Second, by casting the story in a way that makes it seem like outsiders were agitating to change how things were on Maui, The Maui News resorted to stereotyping that does not match the facts.
The Maui News provided no history on cane burning on Maui. Its own pages show that cane burning did not happen on Maui until 1909, when Henry Baldwin announced he would be experimenting with the “new form of harvesting” near the Paia Mill. Cane burning did not take off until paved roads began to show up in the 1920s. Prior to that, cane could not be burned due to the time it took to get to the mill since burning accelerated the sugar inversion.
The Maui News provided no history regarding challenges to pre-harvest cane burning that started in the late 1960s by the local Japanese-American department head of the state Department of Health or the mostly local Japanese-American civil servants who worked under him. These individuals came from plantation backgrounds.
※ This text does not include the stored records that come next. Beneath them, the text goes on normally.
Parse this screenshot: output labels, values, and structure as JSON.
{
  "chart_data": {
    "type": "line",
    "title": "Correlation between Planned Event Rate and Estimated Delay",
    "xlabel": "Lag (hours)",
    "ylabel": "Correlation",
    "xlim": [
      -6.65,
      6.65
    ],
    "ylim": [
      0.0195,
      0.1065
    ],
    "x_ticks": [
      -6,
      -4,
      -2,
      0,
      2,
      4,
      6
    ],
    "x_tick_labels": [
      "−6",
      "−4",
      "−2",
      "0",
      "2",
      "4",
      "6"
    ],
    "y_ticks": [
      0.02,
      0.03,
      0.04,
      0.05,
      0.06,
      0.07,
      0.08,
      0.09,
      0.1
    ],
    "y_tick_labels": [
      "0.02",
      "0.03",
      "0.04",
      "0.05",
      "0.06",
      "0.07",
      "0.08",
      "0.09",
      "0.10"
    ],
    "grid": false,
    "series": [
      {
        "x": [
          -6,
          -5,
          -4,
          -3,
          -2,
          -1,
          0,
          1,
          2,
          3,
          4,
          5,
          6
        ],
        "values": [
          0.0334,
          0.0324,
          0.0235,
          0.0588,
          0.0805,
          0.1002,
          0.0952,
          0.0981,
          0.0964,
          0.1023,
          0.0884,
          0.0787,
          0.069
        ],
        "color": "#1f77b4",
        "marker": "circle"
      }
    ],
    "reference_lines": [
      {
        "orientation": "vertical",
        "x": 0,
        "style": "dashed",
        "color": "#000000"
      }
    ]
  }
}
It did not provide the history of how the Big Five threatened the International Longshore and Warehouse Union with mass layoffs unless it endorsed cane burning in the 1970s and how the DOH was repeatedly criticized by the federal government for letting industry dictate air pollution regulation.
The Maui News did not seek comment from any of the public health advocates who challenged cane-burning practices in the 1980s, like Hazel Cunningham, or those in the 1990s, like Susan Jensen or Bobby McClintock. The Maui News did not seek comment from former members of the Maui Clean Air Coalition or its founder, Susan Douglas, or even Stop Cane Burning.
The Maui News quoted a Hawaiian Commercial & Sugar Co. employee saying he has no health effects from smoke without mentioning the extensive peer-reviewed literature indicating that breathing smoke does damage health or quoting from the many members of Stop Cane Burning who did experience health damage. The Maui News went on to discuss burning of PVC pipes as though that were the only smoke component that damages lungs.
The article raises questions about whether The Maui News even acts independently, as ethical journalists must. Instead of asking Stop Cane Burning or any of these historically involved individuals to provide the main points that we have raised for decades regarding cane burning, The Maui News allowed an Alexander & Baldwin official to distort the points of concern for us and then allowed him to defend against his own distorted points.
No comment was sought, obtained or reported for people opposed to cane burning historically or presently. And those opposed to cane burning were inaccurately generalized into a group of outsiders that echoes Alexander & Baldwin’s long-standing PR line defending its polluting practices as a Maui “tradition.”
* Karen Chun is a Paia resident and a leader with the group Stop Cane Burning, which had sued state Health Department and A&B to stop the harvesting practice. The suit was settled.